Sunday, Jan. 9, 2022 12:15 PM - 2:15 PM (EST)
- Chair: Lucy Eldridge, U.S. Bureau of Labor Statistics
The Effect of Aging on Entrepreneurship and Aggregate Productivity
AbstractThis paper documents an inverted-U relationship between firm sales, sales per worker and entrepreneurship rate with entrepreneur age in Japan. To understand the implications of these patterns for aggregate productivity, we model these facts with a general equilibrium occupational choice model with endogenous entrepreneur rate, TFP and labor quality. We calibrate the model and simulate the change in output per capita and entrepreneurship rate when the age distribution in the population changes according to official projections.

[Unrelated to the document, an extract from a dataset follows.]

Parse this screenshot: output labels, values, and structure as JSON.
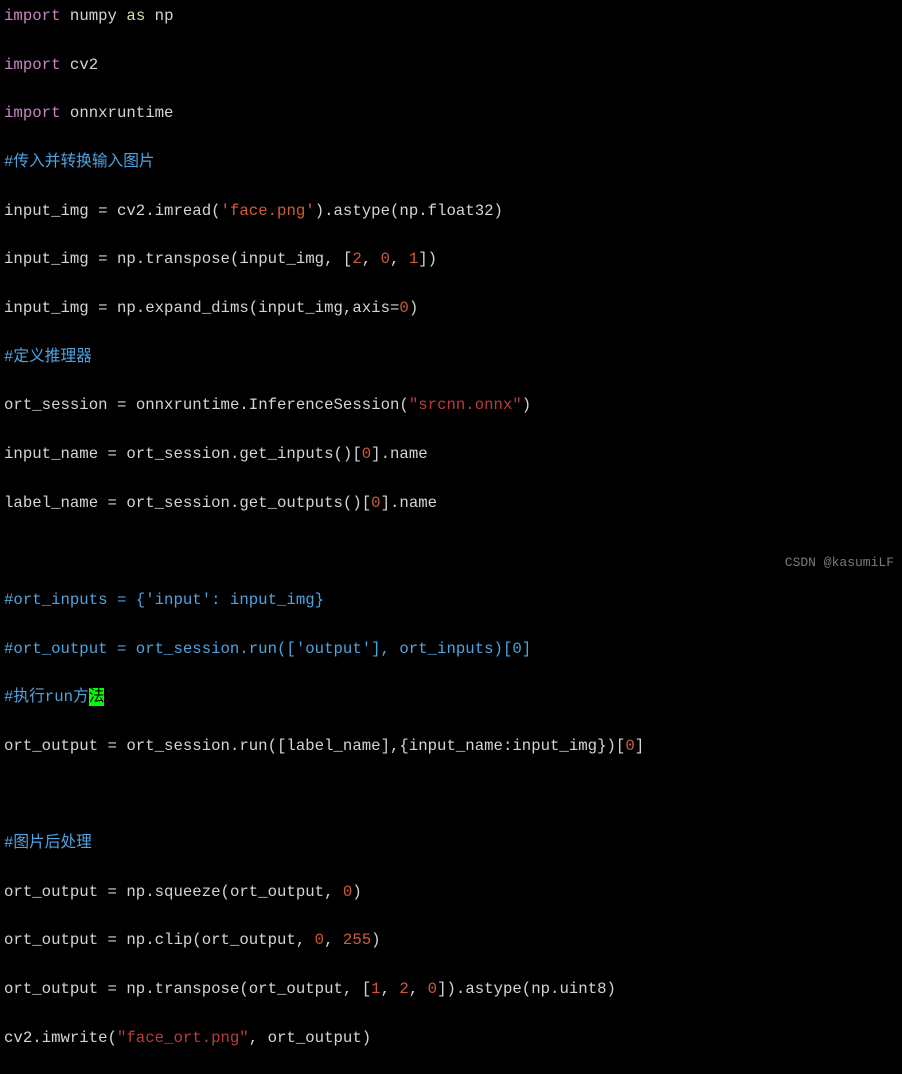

Preliminary results suggest that aging may lower aggregate productivity through a left shift in the productivity distribution of potential workers and entrepreneurs.
Intangible Capital and Productivity Growth in 61 Industries
AbstractEvidence shows that intangibles are now growing more rapidly than other forms of capital. It is therefore important to understand how intangibles contribute to productivity growth. Information already exists on investments in R&D, artistic originals, and software in each of our 61 industries. Our work examines the impact of each of these intangibles, and adds data on advertising as a potential further intangible. We also consider whether the rate of return to intangibles found in industry data is equivalent to the returns typically found within firm data. Finally, we examine whether advertising tends to be central in consumer industries, whereas R&D is instead more important in capital goods industries.
Chaos Before Order: Productivity Patterns in U.S. Manufacturing
AbstractWithin-industry productivity dispersion is pervasive and exhibits substantial variation across countries, industries, and time. We build on prior research that explores the hypothesis that periods of innovation are initially associated with a surge in business start-ups, followed by increased experimentation that leads to rising dispersion potentially with declining aggregate productivity growth, and then a shakeout process that results in higher productivity growth and declining productivity dispersion. Using novel detailed industry-level data on total factor productivity and labor productivity dispersion from the Dispersion Statistics on Productivity along with novel measures of entry rates from the Business Dynamics Statistics and productivity growth data from the Bureau of Labor Statistics for U.S. manufacturing industries, we find support for this hypothesis, especially for the high-tech industries. An increase in entry rates in a two-year period t is associated with an increase in dispersion and decrease in aggregate productivity growth in two-year period t+1 and a decrease in dispersion and increase in aggregate productivity growth in two-year period t+2.